インディーズ・サークルで一緒にCDを作った。

不幸にして、フィアンセと上手くいかなくなった、あの子だ。




その時、励ましのメールを送った。

その返事が、あんな感じだったような...。



...と、類推したくなるのは希望的観測と言うものだろうと

僕は客観視した。


たぶん、深い意図はなく、単純に長期的な展望で仕事が得られない、と

言う事を言っているのだろう、と解釈する事にした。



広い711会議室。

ここで良く会ったっけ。チーム・ミーティングの時に。

まだ、それほど親しくなかった頃の事を僕は回想した。


...なんか、ぎこちないヘンな子だったなぁ。膝掛けをいつも持ってて。



痩せぎすで細面、眼鏡で小柄、割と攻撃的な言動....と




随分妙な子だったけど、変わったな。

僕は、その頃のことをを思い出していた。




月例報告会は、午後2時から。

お昼を終えた僕は、すこし711会議室で昼寝してから

書類を揃えて、実験室の一角にあるディスカッション・スペースに向かった。



でも、意識はさっきのメールのことを考えていた。



あれで、意図を理解してくれているといいんだけど...。




さりげなく、月例報告会は始まった。

部課長も出席する、割とハードな会議だが

僕はフリーランスだし、割とのんびりと

趣味の文芸とか、LEDヘッドランプの制御回路設計なんかをして

楽しんでいた。



ほとんど書類の棒読みで終わる会議だ。


僕は、ふと、窓の外の方を見ようとすると

皆、俯いて書類を読む振りをしているのに


ひとりだけ、顔を上げてこちらをみている彼女に気づく。

薔薇色の微笑み、輝く瞳。


神々しいような美、を感じた。大袈裟なようだが、実感である。


光学的な実像に、幻想的なイメージが彩りを与え

やや耽美な修飾を与えた、と云う感じで

幼い気な少女、ではなく

大人の女性、を思わせた。





じっと、そうして見ていたのだろうか。 いつから?



気づかないうちに、そういう視線で見ていたの?


訳がわからなくなったが、とりあえず僕も微笑みを返した。

なぜか、は、解らない。反射的にそうした、としか言い様が無い。



視線が反らせなくなり、苦しくなって僕は瞳を閉じた。







瞳を開いても、まだ彼女は僕を見ていた。

壁の時計を見上げる。

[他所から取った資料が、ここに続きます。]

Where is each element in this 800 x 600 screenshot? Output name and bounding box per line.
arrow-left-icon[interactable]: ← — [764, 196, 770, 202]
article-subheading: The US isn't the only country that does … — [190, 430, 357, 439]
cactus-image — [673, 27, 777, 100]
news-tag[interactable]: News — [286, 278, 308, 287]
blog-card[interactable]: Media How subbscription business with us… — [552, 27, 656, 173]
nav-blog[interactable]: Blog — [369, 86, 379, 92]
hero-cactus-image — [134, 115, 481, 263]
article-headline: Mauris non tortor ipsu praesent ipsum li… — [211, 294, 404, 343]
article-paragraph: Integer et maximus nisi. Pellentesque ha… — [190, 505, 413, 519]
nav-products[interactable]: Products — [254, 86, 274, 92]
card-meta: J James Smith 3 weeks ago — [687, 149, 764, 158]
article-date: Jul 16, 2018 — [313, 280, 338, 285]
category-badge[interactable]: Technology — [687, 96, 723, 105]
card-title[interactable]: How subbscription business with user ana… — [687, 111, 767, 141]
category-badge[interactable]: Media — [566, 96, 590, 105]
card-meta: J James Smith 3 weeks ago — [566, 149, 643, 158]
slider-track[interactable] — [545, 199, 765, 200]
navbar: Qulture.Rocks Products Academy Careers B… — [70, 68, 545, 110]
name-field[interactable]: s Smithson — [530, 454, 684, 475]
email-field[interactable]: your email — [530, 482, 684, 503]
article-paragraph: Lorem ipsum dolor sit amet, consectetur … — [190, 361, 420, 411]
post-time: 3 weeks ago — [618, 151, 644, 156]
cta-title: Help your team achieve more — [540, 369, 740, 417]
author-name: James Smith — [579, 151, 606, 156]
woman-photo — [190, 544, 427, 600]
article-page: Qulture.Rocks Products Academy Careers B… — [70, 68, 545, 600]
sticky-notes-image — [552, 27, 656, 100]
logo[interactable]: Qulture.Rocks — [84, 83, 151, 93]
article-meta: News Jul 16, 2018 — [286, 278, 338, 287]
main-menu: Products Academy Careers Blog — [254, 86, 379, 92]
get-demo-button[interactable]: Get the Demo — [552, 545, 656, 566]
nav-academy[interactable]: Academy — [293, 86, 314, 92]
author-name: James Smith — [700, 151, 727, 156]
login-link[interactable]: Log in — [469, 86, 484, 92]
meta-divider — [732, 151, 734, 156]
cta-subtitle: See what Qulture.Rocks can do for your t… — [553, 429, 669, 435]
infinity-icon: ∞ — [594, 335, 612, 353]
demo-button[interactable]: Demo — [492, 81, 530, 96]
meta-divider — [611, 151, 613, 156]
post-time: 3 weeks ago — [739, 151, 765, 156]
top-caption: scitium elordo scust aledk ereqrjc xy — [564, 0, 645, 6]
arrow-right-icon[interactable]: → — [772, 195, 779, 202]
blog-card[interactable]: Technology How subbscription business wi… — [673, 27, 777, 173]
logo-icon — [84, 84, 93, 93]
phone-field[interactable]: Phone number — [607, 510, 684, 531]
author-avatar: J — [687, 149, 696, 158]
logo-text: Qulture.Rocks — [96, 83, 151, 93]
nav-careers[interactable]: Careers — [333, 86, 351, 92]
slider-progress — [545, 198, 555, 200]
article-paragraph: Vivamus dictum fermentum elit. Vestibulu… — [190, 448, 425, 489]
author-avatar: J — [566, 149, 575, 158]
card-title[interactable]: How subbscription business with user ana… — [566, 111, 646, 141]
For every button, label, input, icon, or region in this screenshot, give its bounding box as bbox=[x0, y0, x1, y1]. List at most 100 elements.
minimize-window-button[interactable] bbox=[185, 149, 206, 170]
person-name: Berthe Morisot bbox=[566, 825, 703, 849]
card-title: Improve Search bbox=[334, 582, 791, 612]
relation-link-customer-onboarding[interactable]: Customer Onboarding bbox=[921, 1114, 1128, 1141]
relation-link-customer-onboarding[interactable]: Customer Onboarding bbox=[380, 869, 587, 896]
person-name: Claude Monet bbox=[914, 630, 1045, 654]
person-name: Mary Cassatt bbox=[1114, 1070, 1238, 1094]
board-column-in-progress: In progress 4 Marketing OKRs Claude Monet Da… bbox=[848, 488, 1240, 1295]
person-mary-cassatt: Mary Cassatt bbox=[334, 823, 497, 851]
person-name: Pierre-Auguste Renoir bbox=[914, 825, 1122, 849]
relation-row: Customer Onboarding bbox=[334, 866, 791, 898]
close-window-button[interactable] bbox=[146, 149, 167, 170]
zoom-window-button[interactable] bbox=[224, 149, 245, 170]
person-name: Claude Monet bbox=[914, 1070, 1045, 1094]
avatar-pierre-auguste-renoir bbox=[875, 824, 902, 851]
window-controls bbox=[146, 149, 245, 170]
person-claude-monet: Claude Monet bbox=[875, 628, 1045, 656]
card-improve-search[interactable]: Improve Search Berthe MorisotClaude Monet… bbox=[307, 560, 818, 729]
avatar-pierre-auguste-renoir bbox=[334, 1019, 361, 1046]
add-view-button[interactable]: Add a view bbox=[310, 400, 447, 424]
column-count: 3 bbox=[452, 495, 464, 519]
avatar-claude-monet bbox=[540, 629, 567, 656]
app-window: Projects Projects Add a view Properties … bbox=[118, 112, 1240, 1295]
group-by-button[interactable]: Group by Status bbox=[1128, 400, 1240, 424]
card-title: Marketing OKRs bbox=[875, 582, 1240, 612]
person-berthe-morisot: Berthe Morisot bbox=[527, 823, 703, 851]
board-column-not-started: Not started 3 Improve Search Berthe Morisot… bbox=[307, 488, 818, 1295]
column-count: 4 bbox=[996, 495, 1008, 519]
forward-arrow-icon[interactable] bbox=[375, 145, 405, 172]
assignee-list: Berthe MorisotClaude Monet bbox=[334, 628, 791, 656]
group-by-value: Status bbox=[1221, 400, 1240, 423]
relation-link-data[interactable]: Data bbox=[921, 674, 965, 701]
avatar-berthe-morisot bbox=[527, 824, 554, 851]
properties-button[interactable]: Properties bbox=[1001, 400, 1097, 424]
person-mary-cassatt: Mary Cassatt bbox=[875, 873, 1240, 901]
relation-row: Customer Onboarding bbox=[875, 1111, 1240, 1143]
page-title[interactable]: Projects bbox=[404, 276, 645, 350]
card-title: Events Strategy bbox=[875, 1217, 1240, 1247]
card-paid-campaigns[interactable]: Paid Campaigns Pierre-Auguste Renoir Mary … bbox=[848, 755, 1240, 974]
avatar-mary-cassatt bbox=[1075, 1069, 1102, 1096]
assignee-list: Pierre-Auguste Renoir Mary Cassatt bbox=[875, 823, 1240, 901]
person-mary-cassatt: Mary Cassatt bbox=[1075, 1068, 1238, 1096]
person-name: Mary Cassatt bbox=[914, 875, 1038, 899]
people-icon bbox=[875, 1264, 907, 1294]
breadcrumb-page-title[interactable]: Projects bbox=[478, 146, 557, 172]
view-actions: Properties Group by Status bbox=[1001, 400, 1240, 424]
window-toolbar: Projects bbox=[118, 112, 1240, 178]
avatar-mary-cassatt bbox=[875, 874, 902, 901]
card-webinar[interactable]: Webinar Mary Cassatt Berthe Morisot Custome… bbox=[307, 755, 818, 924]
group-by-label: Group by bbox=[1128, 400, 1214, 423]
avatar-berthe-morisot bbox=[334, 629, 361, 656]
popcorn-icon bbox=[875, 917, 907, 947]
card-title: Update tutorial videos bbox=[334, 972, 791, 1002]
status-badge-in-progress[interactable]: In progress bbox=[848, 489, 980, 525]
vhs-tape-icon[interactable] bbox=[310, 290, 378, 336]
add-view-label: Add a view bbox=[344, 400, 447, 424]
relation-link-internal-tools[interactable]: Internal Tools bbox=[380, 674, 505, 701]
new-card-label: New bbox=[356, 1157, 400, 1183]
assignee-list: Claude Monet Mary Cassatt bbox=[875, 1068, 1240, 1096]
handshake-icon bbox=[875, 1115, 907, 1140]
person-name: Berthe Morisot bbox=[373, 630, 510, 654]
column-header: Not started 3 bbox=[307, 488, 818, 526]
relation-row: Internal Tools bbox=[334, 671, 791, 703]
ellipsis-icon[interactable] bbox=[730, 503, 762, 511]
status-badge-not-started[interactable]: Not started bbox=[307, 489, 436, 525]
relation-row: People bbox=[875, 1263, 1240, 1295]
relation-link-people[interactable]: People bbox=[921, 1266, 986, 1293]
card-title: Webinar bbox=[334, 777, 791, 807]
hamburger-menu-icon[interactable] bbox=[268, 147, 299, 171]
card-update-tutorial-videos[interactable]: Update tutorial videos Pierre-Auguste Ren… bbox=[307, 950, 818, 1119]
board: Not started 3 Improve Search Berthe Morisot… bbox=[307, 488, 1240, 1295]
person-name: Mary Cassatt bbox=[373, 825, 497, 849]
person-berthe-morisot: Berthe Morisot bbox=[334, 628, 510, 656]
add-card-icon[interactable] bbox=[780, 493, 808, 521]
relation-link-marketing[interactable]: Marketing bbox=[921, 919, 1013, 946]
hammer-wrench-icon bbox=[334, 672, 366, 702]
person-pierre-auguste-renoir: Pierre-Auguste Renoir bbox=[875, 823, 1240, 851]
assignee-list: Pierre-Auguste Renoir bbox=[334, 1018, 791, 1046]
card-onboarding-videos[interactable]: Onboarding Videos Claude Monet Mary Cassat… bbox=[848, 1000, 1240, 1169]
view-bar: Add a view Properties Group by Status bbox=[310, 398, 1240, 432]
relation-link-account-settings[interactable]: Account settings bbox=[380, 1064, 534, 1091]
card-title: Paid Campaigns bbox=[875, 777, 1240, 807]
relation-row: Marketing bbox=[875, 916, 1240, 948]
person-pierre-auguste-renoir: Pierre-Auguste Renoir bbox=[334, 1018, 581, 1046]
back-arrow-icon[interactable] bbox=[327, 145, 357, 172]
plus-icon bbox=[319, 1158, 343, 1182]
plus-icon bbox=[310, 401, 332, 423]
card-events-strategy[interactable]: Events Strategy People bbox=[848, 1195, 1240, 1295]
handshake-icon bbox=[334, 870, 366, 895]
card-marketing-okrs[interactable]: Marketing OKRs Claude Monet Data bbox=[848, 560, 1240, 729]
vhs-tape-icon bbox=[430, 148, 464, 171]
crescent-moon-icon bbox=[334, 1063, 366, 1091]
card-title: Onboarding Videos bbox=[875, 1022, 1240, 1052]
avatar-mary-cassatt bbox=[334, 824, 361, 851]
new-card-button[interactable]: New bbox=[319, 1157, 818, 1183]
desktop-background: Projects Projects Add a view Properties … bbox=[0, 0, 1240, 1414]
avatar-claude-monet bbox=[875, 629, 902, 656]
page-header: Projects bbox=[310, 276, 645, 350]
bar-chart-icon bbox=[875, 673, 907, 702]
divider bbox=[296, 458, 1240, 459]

14時45分だった。




そのうちに、部長が質疑を始めたので

皆が顔を上げ、彼女は僕から視線を逸らした。


なんとなく、安堵。




...どういう意図なんだろう、あれは。




真意が測りかねた。


メールの返答の感じだと、なんとなく僕の意図が掴めた、と云う

イメージに受け取れたのだけれども。



うーん、やっぱり解らないな......。



僕は混乱した。それもあるけれど

あまり、真っ直ぐに視線を投げかけられると....。ちょっと、困ってしまう。




...からかってんのかな。僕を。



そうならいいのだけど。放っておけば。






....そうでなかったら、困るな....。





何を考えているか解らなくなったときは、とりあえず事実だけを列記する。

不確定な要素を推測すると、誤差が誤差を読んで、結局何もわからなくなるからだ。